The rate of loss of Africa's forest cover is alarming, a Ghanaian minister has observed, and called for urgent efforts to restore lost forests.
Nii Osah Mills, Ghana's Minister for Lands and Natural Resources, made this call during the International Working Conference on Landscape Restoration that opened on Thursday.
The three-day meeting was organized by Form Ghana and Nyenrode Business University, Netherlands.
According to the United Nations' Food and Agriculture Organization (FAO), an estimated 13 million hectares of forests are lost every year globally, with Africa being one of the continents with the highest losses, losing an estimated 3.4 million hectares yearly.

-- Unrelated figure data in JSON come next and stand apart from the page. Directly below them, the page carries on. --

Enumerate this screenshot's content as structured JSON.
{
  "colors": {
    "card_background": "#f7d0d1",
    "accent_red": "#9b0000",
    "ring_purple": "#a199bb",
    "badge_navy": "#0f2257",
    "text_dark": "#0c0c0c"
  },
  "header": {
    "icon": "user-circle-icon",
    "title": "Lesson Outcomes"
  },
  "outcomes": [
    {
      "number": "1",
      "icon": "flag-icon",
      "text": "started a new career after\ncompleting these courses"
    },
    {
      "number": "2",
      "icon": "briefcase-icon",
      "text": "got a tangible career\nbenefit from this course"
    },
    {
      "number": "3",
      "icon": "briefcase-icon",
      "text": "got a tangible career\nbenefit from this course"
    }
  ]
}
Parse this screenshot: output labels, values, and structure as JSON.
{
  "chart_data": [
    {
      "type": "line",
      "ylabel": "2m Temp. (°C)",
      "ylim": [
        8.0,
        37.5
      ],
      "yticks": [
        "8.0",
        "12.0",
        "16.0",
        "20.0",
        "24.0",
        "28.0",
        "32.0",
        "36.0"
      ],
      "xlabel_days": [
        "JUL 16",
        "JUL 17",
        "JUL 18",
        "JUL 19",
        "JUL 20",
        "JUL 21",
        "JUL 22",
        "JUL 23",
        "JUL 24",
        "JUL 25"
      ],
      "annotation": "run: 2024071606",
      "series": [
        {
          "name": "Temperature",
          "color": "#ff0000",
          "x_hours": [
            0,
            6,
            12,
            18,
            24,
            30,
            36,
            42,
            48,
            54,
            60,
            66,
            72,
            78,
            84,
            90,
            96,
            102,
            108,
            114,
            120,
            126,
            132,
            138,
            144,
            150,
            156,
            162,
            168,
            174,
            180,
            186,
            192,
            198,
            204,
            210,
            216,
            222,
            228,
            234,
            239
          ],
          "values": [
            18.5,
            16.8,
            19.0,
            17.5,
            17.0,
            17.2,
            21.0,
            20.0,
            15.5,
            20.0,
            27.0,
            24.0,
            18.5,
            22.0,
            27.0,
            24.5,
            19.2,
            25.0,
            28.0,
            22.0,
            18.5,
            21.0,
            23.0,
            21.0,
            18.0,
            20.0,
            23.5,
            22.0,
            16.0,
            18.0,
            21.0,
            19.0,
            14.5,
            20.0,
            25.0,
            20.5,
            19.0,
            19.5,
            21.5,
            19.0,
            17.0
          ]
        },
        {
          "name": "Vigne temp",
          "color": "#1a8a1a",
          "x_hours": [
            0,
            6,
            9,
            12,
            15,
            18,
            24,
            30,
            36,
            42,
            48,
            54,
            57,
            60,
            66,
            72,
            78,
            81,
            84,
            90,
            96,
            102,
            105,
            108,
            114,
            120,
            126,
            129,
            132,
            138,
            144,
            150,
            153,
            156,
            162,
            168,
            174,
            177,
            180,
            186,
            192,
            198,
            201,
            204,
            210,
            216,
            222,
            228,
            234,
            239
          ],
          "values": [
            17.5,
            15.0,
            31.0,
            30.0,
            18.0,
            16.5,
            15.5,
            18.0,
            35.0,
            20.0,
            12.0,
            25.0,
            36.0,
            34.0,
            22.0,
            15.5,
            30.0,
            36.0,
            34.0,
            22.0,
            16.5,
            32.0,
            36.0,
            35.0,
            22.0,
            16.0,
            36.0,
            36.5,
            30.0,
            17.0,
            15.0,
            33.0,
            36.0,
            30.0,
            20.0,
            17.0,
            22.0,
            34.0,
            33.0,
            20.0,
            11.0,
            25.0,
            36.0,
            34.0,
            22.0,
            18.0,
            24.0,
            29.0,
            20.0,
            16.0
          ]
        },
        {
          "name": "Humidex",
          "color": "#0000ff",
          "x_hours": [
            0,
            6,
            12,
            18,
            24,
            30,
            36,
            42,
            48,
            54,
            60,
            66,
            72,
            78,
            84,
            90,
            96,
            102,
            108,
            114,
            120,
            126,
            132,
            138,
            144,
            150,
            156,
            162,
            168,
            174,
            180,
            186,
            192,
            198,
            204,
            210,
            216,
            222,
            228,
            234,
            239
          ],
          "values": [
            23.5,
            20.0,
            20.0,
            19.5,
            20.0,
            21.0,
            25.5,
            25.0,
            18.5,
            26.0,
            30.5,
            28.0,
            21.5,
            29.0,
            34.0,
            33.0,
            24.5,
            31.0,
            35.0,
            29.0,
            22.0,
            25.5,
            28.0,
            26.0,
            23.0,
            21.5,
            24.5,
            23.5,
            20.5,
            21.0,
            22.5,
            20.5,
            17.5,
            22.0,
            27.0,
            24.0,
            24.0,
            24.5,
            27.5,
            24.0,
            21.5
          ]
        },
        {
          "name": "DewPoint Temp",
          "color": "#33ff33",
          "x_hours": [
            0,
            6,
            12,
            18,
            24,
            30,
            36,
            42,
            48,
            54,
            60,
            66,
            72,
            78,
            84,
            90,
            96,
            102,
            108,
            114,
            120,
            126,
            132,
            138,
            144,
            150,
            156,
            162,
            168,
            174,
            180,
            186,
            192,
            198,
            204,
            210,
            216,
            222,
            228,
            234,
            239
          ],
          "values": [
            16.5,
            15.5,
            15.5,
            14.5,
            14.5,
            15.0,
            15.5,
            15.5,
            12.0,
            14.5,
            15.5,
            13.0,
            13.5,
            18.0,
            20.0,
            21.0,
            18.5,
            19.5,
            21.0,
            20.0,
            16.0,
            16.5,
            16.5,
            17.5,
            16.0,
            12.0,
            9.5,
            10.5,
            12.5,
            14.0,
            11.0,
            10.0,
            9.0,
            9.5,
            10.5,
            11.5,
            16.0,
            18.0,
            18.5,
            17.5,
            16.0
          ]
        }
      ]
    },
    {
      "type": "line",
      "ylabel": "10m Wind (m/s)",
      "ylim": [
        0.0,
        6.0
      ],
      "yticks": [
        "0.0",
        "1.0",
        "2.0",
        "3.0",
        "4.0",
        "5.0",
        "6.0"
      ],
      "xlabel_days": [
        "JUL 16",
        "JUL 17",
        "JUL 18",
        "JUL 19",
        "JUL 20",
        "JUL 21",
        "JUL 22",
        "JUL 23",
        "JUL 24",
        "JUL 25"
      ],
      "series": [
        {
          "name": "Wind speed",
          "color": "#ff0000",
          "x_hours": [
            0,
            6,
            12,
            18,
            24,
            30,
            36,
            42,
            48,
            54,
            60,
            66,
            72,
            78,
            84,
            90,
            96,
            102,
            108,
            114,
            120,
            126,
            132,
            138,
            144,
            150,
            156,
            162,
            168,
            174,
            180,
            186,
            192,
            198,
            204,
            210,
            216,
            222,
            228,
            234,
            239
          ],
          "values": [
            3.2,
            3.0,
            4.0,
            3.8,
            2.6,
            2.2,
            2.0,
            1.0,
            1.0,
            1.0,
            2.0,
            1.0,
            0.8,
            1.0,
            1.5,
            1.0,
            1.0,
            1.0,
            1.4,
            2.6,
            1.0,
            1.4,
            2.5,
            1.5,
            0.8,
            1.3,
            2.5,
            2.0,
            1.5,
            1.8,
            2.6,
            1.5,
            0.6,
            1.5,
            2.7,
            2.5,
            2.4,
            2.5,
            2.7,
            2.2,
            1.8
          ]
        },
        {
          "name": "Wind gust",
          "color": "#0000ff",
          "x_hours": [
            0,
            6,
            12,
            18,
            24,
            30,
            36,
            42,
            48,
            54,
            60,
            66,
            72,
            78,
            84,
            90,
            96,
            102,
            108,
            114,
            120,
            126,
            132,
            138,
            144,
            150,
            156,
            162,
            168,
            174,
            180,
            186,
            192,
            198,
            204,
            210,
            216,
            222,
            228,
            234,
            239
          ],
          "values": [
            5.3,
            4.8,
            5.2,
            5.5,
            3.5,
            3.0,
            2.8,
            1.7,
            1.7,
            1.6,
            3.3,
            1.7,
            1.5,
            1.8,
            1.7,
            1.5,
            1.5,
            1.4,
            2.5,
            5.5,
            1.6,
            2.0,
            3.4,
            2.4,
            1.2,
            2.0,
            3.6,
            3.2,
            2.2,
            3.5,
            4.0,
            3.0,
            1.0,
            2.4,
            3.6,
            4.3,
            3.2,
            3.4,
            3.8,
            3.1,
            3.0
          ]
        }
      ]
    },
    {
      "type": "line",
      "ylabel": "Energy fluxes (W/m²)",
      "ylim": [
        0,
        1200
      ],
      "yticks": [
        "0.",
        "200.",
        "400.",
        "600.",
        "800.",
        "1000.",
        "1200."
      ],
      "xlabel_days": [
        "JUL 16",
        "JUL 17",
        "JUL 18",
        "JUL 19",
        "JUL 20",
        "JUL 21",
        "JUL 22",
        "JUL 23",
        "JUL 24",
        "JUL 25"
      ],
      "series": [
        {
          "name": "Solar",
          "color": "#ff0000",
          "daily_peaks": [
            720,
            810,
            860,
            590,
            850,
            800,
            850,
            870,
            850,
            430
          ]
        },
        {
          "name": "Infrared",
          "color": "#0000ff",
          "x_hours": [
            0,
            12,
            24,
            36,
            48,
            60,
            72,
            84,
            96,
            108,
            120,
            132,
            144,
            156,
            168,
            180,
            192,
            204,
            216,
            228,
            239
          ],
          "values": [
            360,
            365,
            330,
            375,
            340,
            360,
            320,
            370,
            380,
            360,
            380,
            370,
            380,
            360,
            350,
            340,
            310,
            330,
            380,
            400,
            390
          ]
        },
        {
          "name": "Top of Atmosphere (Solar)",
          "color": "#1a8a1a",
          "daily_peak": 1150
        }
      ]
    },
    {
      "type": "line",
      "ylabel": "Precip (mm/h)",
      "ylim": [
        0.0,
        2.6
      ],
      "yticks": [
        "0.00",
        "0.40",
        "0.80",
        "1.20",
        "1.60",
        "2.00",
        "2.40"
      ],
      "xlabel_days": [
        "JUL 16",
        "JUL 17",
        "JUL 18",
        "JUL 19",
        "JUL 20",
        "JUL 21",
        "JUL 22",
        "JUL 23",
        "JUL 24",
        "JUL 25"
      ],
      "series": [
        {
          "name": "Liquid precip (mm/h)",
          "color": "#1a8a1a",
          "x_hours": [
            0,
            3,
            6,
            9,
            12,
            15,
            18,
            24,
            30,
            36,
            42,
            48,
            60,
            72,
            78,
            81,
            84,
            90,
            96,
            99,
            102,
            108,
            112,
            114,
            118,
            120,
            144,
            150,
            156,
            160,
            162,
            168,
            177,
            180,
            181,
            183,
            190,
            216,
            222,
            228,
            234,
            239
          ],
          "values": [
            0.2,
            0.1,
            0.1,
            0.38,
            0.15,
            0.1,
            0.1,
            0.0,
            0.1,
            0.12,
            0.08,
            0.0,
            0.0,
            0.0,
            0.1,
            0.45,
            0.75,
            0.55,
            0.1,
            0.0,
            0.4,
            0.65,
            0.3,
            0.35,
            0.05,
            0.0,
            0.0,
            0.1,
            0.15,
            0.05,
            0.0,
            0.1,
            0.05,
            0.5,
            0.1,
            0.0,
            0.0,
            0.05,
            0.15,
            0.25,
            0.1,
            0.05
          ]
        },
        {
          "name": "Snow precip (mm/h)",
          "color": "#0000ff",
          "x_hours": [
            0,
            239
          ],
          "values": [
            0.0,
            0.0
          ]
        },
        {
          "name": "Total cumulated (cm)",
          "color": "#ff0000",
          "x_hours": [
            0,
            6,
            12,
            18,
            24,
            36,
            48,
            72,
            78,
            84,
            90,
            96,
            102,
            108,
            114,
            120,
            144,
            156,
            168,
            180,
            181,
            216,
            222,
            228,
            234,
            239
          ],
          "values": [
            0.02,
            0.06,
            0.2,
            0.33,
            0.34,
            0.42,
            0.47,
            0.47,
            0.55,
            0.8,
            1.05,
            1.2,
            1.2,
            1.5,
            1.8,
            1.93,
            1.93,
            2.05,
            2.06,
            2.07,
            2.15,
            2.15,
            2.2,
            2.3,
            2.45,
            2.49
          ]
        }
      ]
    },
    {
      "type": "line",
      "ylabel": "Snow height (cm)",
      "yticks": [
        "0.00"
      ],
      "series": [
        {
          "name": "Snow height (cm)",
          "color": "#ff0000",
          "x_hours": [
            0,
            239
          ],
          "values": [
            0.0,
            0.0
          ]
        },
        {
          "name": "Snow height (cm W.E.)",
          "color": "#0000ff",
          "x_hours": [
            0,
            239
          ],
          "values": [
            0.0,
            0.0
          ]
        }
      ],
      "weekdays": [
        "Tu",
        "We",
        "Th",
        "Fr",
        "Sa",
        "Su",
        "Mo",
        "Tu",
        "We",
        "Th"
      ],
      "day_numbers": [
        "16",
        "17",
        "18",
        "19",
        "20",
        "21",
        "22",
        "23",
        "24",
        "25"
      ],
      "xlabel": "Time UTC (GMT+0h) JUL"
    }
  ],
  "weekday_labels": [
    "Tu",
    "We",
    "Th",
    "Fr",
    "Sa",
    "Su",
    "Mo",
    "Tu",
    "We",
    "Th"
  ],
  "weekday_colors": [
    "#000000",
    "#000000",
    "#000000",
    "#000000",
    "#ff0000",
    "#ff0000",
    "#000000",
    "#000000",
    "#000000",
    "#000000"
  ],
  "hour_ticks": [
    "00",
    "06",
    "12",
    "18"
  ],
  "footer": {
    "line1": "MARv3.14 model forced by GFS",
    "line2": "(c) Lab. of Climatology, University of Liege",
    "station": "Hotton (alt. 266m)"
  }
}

"This alarming rate of deforestation calls for an urgent step to address the drivers of deforestation and to restore degraded forest landscapes through the creation of new forests," the minister urged.
Through collaborations between the public and private sectors, the minister said 180,000 hectares of forest plantations had been established nationwide in Ghana.
Ghana, the minister said, would also issue its first Forest Law Enforcement, Governance and Trade (FLEGT) license by the end of this year.
"Restoration is a strategy that yields multiple benefits in water, energy, forest, food, and finance, economy, and Climate Change Resilience," said Sean DeWitt of the World Resource Institute.
DeWitt noted that Africa had the greatest land area for landscape restoration opportunities.